Acting to protect your assets is not wrong. It is disingenuous to blame Justin but not the witnesses. It is them who first started this.
The token holders demanded the witnesses protect their property from a Tron take over. They voted out witnesses who didn't do this (such as Tim Cliff)
"law" or "legal" can trigger people who only associate it with government threats of violence. If you said something like voluntary arbitration, maybe people would better understand your intent.
The issue here is the harm done to those outside of the buyer/seller context. Claims were made about their property and they had zero say in the matter.

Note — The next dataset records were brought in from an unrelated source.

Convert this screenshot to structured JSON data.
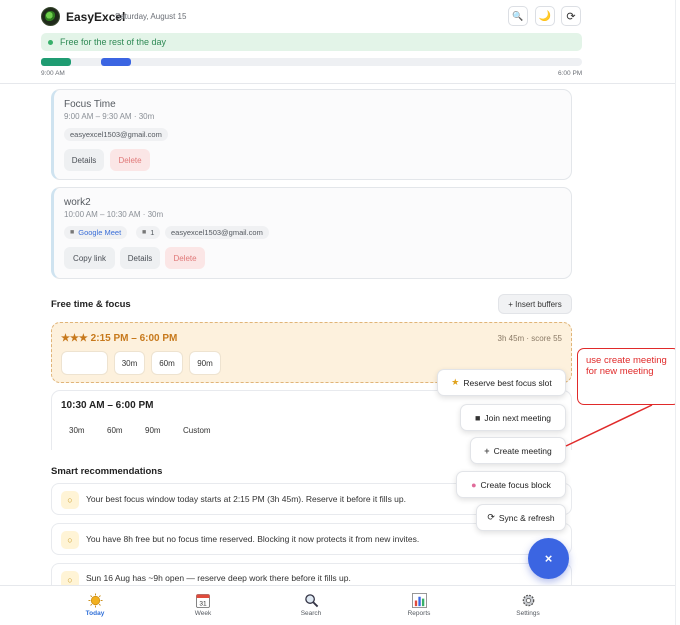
{
  "header": {
    "title": "EasyExcel",
    "date": "Saturday, August 15",
    "buttons": {
      "search_icon": "🔍",
      "theme_icon": "🌙",
      "refresh_icon": "⟳"
    },
    "free_banner": "Free for the rest of the day",
    "timeline": {
      "start": "9:00 AM",
      "end": "6:00 PM"
    }
  },
  "events": [
    {
      "title": "Focus Time",
      "time": "9:00 AM – 9:30 AM · 30m",
      "email": "easyexcel1503@gmail.com",
      "buttons": {
        "details": "Details",
        "delete": "Delete"
      }
    },
    {
      "title": "work2",
      "time": "10:00 AM – 10:30 AM · 30m",
      "meet": "Google Meet",
      "attendees": "1",
      "email": "easyexcel1503@gmail.com",
      "buttons": {
        "copy_link": "Copy link",
        "details": "Details",
        "delete": "Delete"
      }
    }
  ],
  "free_time": {
    "section_title": "Free time & focus",
    "insert_buffers": "+ Insert buffers",
    "best_slot": {
      "time": "★★★ 2:15 PM – 6:00 PM",
      "meta": "3h 45m · score 55",
      "durations": [
        "30m",
        "60m",
        "90m"
      ]
    },
    "slot2": {
      "time": "10:30 AM – 6:00 PM",
      "options": [
        "30m",
        "60m",
        "90m",
        "Custom"
      ]
    }
  },
  "recommendations": {
    "section_title": "Smart recommendations",
    "items": [
      "Your best focus window today starts at 2:15 PM (3h 45m). Reserve it before it fills up.",
      "You have 8h free but no focus time reserved. Blocking it now protects it from new invites.",
      "Sun 16 Aug has ~9h open — reserve deep work there before it fills up."
    ]
  },
  "fab_menu": {
    "reserve": "Reserve best focus slot",
    "join": "Join next meeting",
    "create": "Create meeting",
    "focus_block": "Create focus block",
    "sync": "Sync & refresh",
    "fab_icon": "×"
  },
  "annotation": "use create meeting for new meeting",
  "bottom_nav": [
    {
      "label": "Today",
      "icon": "sun-icon",
      "active": true
    },
    {
      "label": "Week",
      "icon": "calendar-icon",
      "active": false
    },
    {
      "label": "Search",
      "icon": "search-icon",
      "active": false
    },
    {
      "label": "Reports",
      "icon": "bar-chart-icon",
      "active": false
    },
    {
      "label": "Settings",
      "icon": "gear-icon",
      "active": false
    }
  ],
  "colors": {
    "accent": "#3b65e2",
    "timeline_green": "#1f9c72",
    "timeline_blue": "#3b65e2",
    "annotation": "#e02a2a"
  }
}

I don't agree. The other two hour interview I linked you to had about an hour describing how, from one perspective, cryptocurrency isn't even property. Making these clear distinctions about who violated property rights is not clear. What is clear to me is what threats were made and what was actually done. I think it's perfectly reasonable to protect yourself against very real threats (that proved to be real because when those tokens couldn't be used, collusion and user tokens on exchanges were used proving the intent was (and is) certainly there to attack and centralize the chain to force changes against the will of the larger token holder community).
Noted, but again, there are very few examples of this happening outside of the context of the law governments recognize. Enforcement, in the minds of most people, involves the State. Expecting others to get this without deeper education doesn't help move things forward. HF14's operation to disable voting rights, for example, could be called "law" in your context. It wasn't implemented and the witnesses didn't force the issue, which was a mistake. Some thing Hive (or something like it) should have been created a long time ago because of stuff like this. Arguments about it being "their property" hindered that from happening.
I don't think this is accurate. I used to run monthly voting engagement reports on witness voting. The data is all there on chain. Yes, there are large holders who have more influence than others, but a single person using exchange stake to vote is not in alignment with the intent of DPoS (IMO) otherwise why have 21 active witnesses? Why not just 1?
Thanks also for caring about these issues that will hopefully shape the future of a voluntary society.